Federal judge delays start of Nevada sex crime law
Associated Press Writer
LAS VEGAS — A federal judge on Monday ordered a last-minute delay to enforcement of a Nevada state sex crime classification law, saying he wants time to consider constitutional challenges before it goes into effect.
U.S. District Court Judge James Mahan said he was concerned that if the state law went into effect as planned on Tuesday, and convicted low-level sex offenders are publicly identified as top-level Tier III offenders, there would be no way to “restore their privacy” if the law is found to be flawed.
“It seems to me that it’s a matter of due process and … fairness,” Mahan said as he granted an immediate preliminary injunction to the American Civil Liberties Union of Nevada. “The appropriate thing to do is grant the (delay) and give everyone a chance to sort this out.”
Lawyers representing Attorney General Catherine Cortez Masto, state police officials, the Clark County and Washoe County sheriffs and police chiefs of Henderson and North Las Vegas protested that they weren’t properly served with the lawsuit and weren’t given required notice about Monday’s hearing.
Binu Palal, a deputy Nevada state attorney general, argued that Mahan was “frustrating the will of the people” and rewarding the ACLU for waiting until last Tuesday to file suit on behalf of 12 unnamed plaintiffs against a law that the state Legislature passed last year.
Mahan acknowledged Palal’s argument, and said law enforcers in Las Vegas, Reno and statewide had a right to a quick decision in the case. He set an accelerated schedule leading to a hearing on Aug. 26.
That will be three days before an Aug. 29 hearing by a Nevada state judge who last Thursday instructed Clark County authorities to hold off on enforcing the law until he could hear a separate constitutional challenge.
“What are our law enforcement officers supposed to do?” asked Nick Crosby, a Las Vegas lawyer representing the Las Vegas Metropolitan Police Department.
Mahan said current state sex offender laws would remain in effect while he considers the ACLU challenge.
ACLU lawyer Margaret McLetchie told Mahan that the state court case, filed on behalf of two convicted sex offenders, was more narrow in scope than the federal challenge filed by the ACLU.
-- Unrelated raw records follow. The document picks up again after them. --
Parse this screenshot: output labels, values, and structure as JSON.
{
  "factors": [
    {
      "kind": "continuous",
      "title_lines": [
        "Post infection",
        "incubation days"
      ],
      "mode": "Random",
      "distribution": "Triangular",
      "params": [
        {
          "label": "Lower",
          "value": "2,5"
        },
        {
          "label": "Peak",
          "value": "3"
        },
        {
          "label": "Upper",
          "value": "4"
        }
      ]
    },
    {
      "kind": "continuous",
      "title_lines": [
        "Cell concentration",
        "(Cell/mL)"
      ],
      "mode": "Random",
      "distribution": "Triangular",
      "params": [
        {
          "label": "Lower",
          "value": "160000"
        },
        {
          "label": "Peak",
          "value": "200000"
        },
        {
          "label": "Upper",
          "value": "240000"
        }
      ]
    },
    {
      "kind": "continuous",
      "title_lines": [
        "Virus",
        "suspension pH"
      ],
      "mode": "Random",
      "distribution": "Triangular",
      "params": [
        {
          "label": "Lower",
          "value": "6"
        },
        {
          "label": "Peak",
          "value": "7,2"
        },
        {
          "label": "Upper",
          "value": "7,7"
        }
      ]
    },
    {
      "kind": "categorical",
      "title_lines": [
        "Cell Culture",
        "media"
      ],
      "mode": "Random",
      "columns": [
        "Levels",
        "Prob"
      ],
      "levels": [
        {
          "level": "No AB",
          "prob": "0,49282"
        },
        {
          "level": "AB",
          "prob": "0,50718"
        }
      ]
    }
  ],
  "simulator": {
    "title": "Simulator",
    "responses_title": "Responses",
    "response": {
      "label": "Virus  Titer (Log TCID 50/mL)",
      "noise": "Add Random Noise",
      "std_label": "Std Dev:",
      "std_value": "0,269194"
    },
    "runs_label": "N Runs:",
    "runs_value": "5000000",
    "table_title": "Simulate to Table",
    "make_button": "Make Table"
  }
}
Both lawsuits challenge the state law, Assembly Bill 579, which reclassifies thousands of sex offenders according to the type of crime for which they were convicted, instead of their risk of re-offending.
The law put Nevada in line with federal legislation passed in 2006 calling on states to categorize sex offenders in the same way.
Las Vegas lawyer Robert Langford, representing seven plaintiffs in the federal case, said his clients didn’t receive notice about how the law would affect them until May.
Langford said the measure will dramatically increase the number of top-tier sex offenders in the state, from fewer than 140 to more than 2,000, and stretch the ability of police to list, track and enforce stricter regulations on where offenders can live, work and play.
“This is a radical and drastic change in how we handle registered sex offenders,” Langford said outside court.
McLetchie said the ACLU also was concerned that expanding the list of Tier III sex offenders and posting names on the Internet could put low-risk offenders and their families in danger of threats and violence.